Eventually, Killing wants to purchase a spread of land on which to grow mushrooms, using the compost material to help rebuild soil -- which Killing has learned, through his studies in permaculture and mycology, mycelium facilitates. "We have 60 years of topsoil left on this planet at the current rate of consumption and that's only set to increase," says Killing. "Mushrooms are one of the most efficient ways to rebuild soil health on earth."
There's another point Killing likes to make about mushrooms: they're closer to humans than they are to plants. Unlike plants, mushrooms breathe oxygen and release carbon dioxide. "Mushrooms are heavily constructed of chitin -- like our fingernails," Killing notes. And, from his own observation, they don't like to be overcrowded -- just like human beings: "I like to walk into one of our spaces and feel like I want to hang out in there -- because if I feel good in there, they probably feel good in there, too."
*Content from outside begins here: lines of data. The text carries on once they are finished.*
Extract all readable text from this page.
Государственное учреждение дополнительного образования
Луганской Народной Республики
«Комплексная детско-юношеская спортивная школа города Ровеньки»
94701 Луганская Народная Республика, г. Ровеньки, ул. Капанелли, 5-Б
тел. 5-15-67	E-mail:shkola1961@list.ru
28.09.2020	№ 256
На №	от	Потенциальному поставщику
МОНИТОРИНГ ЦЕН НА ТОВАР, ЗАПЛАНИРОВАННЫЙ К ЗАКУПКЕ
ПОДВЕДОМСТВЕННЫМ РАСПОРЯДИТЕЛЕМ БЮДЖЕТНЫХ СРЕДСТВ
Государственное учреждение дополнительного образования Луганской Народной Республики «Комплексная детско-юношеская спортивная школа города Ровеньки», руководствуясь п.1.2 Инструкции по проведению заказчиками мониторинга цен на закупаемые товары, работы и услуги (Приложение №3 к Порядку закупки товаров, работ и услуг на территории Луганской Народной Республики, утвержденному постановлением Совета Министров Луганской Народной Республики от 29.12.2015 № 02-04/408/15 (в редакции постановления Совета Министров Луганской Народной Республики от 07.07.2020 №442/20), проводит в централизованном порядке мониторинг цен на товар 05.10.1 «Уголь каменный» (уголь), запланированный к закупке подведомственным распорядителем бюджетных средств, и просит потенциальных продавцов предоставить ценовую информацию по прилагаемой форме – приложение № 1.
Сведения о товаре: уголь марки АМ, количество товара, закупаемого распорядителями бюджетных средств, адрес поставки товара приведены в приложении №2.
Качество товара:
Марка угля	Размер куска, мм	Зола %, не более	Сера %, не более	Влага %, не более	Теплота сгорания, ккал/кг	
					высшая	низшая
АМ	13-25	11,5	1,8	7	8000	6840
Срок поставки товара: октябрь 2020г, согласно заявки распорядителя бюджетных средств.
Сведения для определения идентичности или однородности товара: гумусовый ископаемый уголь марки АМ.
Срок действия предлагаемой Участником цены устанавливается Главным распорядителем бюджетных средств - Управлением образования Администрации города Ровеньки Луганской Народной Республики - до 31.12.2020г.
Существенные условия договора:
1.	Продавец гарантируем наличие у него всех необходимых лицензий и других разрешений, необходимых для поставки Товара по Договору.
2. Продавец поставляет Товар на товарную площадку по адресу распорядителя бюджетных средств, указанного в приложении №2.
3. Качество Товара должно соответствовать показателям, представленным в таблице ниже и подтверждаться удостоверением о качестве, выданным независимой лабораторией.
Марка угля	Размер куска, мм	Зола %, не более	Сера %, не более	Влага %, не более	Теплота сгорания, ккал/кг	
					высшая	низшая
Killing says of his profession, "Getting to interact with a dynamic, living organism that has its own kind of personality, if you will, and working with the cycles and changes of seasons and temperature and all these things, it's kind of like a mixture of art and science. So, I find it very gratifying."
Challenges: "It's been a challenge for me operating in a metropolitan environment, because I'm a permaculturalist at heart," says Killing. Presently, he offers local farmers the compostable material from his indoor grow.
Opportunities: Killing says, "Using this as a platform to educate and develop better systems so we can live more harmoniously on earth." The name of Killing's business is a play on the word "microcosm" which translates as "little world" from Greek, according to Merriam-Webster online dictionary. Hence, "MycoCosm" indicates a "mushroom or fungi world."
Needs: "Traditionally, this bioregion couldn't support the amount of humans that are here. The way that we've done that is through outsourcing and shipping and receiving all the goods that substantiate life here from other places," says Killing. "I think we have the opportunity to create ingenuitive, bioregional food systems, [so] we don't have to depend on shipping and oil and gas to import all of this stuff."